Roma, 6 gen – Per qualche strana ragione, forse legata ai richiami apocalittici del numero 9, l’anno che è appena iniziato è stato più volte immaginato come lo sfondo di varie distopie cinematografiche del passato. Sono almeno tre i film di grande successo ambientati in un immaginario 2019: V per Vendetta, L’implacabile e Blade Runner. Tre visioni di un futuro agghiacciante oggi divenuto presente. Ma, attenzione, in forme decisamente peggiori e diverse da quelle ipotizzate.

V for Vendetta è tratto, come noto, dalla graphic novel scritta da Alan Moore e illustrata da David Lloyd, mentre nel 2005 fu portata sul grande schermo da James McTeigue, sotto la supervisione dei fratelli (divenute sorelle) Wachowski. E, in effetti, il film è un mero tentativo di rifare Matrix in un’altra salsa, ma senza le suggestioni cyberpunk e senza l’onda lunga del “popolo di Seattle”. A prescindere dal carattere respingente del film, la cui estetica poteva appassionare solo centri sociali e grillini, il messaggio risulta decisamente fuori fuoco per inquadrare oggi i meccanismi del potere reale. Il film immaginava un potere fascistoide alle prese con un infallibile vendicatore mascherato di estrazione anarchica. Cosa che può apparire preveggente solo alla luce delle ossessioni antifasciste dei media di sinistra, che credono davvero di vivere in un’epoca fascistizzata. La verità è che, ancora oggi, nonostante l’ondata populista che si sta abbattendo sull’Europa, è ancora il pensiero identitario a essere sovversivo, mentre sono ancora le ideologie progressiste e umanitarie a essere infeudate nel cuore del potere globale e a essere imposte con la forza.

L’implacabile, film del 1987 diretto da Paul Michael Glaser e interpretato da Arnold Schwarzenegger, ha avuto decisamente meno successo. Si tratta di una pellicola tratta da un romanzo di Stephen King, pubblicato con lo pseudonimo di Richard Bachman nel 1982. In “questo” 2019, i detenuti vengono impiegati come protagonisti di un sadico reality che li vede prede in fuga inseguite da truppe di “Sterminatori”. Se superano la caccia selvaggia, conquisteranno la libertà, anche se nel corso del film scopriremo che l’eventualità è di fatto impossibile. Sul potere dei media e la loro spasmodica ricerca di emozioni forti in presa diretta, il film è stato facile profeta. Anche in questo caso, tuttavia, la predizione appare sbilenca. I reality dominano la televisione, certo, ma sono le emozioni “calde”, l’empatia, a essere diventate macchine di share e quindi di soldi. Che il nuovo totalitarismo si sarebbe basato sulla “bontà” è cosa che gli indagatori dei vari futuri pessimistici non hanno quasi mai colto. L’implacabile, inoltre, denuncia il potere dei media ma non rinuncia alla loro redenzione, con la scena del filmato “veridico” mostrato infine in prima serata che svela gli altarini del potere.
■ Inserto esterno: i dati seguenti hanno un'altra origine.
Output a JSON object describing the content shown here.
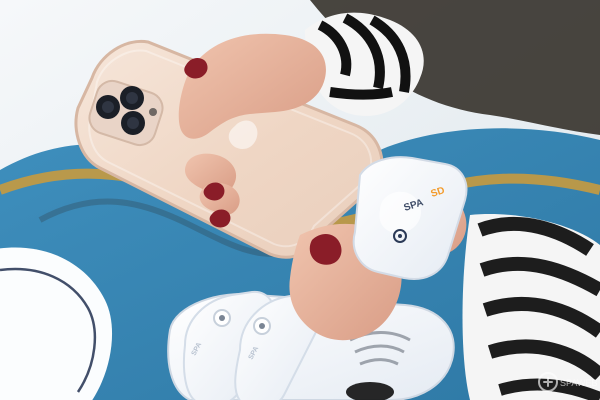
{
  "scene": {
    "alt": "Hands holding a gold smartphone and a white round power bank cube above a marble table with white charging pods",
    "colors": {
      "table_base": "#e7edf1",
      "table_blue": "#2f86b8",
      "table_gold": "#c79a3f",
      "phone_gold": "#efd6c4",
      "skin": "#e4b39c",
      "nail": "#8a1d28",
      "sleeve_dark": "#111111",
      "sleeve_light": "#f5f5f5",
      "device_white": "#f7f9fc",
      "brand_orange": "#f39b2b"
    }
  },
  "branding": {
    "device_text_primary": "SPA",
    "device_text_secondary": "SD",
    "pod_text_left": "SPA",
    "pod_text_right": "SPA"
  },
  "watermark": {
    "text": "®",
    "secondary": "SPAWEB"
  }
}
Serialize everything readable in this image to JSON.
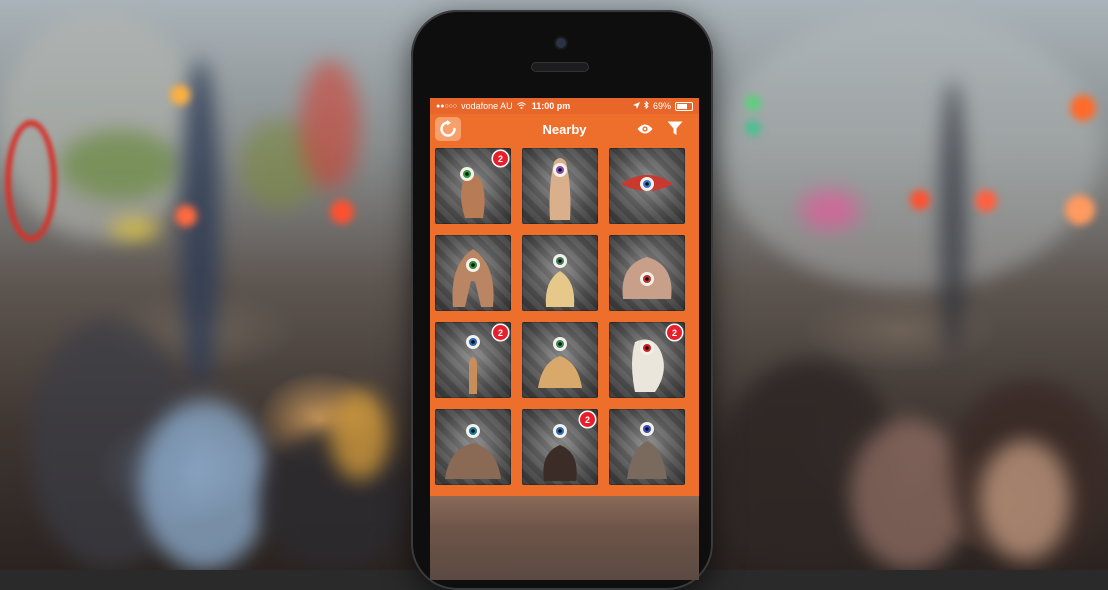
{
  "status_bar": {
    "signal": "●●○○○",
    "carrier": "vodafone AU",
    "wifi": "wifi-icon",
    "time": "11:00 pm",
    "location": "location-icon",
    "bluetooth": "bluetooth-icon",
    "battery_text": "69%",
    "battery_level": 0.69
  },
  "nav_bar": {
    "title": "Nearby",
    "refresh_icon": "refresh-icon",
    "eye_icon": "eye-icon",
    "filter_icon": "filter-icon"
  },
  "grid": {
    "items": [
      {
        "creature": "one-eyed finger creature",
        "badge": "2"
      },
      {
        "creature": "purple-eye pillar creature",
        "badge": ""
      },
      {
        "creature": "red lips eye creature",
        "badge": ""
      },
      {
        "creature": "green-eye legs creature",
        "badge": ""
      },
      {
        "creature": "mustache eye creature",
        "badge": ""
      },
      {
        "creature": "red-eye blob creature",
        "badge": ""
      },
      {
        "creature": "mouth stalk creature",
        "badge": "2"
      },
      {
        "creature": "yellow torso creature",
        "badge": ""
      },
      {
        "creature": "white worm eye creature",
        "badge": "2"
      },
      {
        "creature": "muscle torso creature",
        "badge": ""
      },
      {
        "creature": "dark body creature",
        "badge": "2"
      },
      {
        "creature": "grinning torso creature",
        "badge": ""
      }
    ]
  },
  "colors": {
    "accent": "#ee6f2c",
    "badge": "#e81f2a"
  }
}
Si tratta di una lettura superficiale del potere mediatico e della società dello spettacolo.

La terza pellicola è di un livello decisamente superiore alle prime due. Uscito nel 1982, Blade Runner è la libera (e decisamente più profonda) trasposizione cinematografica di Do Androids Dream of Electric Sheep?, di Philip K. Dick. Ridley Scott immagina un 2019 cupo, piovoso, corrotto, multirazziale. Esagerazioni visive a parte, non siamo lontanissimi dalla nostra realtà, in effetti. Il vero aspetto profondo del film consiste però nel dipingere i replicanti robotici come i veramente umani in uno scenario in cui l’uomo ha abdicato il proprio ruolo eroico e conquistatore. Nell’umanità decadente, immersa in un eterno presente sempre uguale a se stesso, privo di storia, è il robot colui che “ha visto cose…”, che è carico di una tensione tragica che ricalca l’ethos greco, il vivere poco ma intensamente, il conquistare mondi. Il robot si ribella al suo ruolo di schiavo designato, laddove gli umani accettano supinamente il loro. Ed è sempre nei confronti dei robot che ci si può persino innamorare. Anche in questo caso, il nostro presente appare decisamente peggiore, dato che la tecnologia è sì onnipresente, ma non sembra ispirarsi affatto ad alcuno slancio titanico, contribuendo semmai a quella “comodità” decadente e piccolo borghese sul cui sfondo si stagliano catastrofi appena presentite. Insomma, siamo anche noi sotto il diluvio perenne, ma senza neanche un Roy Batty che venga a raccontarci ciò che accade al largo dei bastioni di Orione.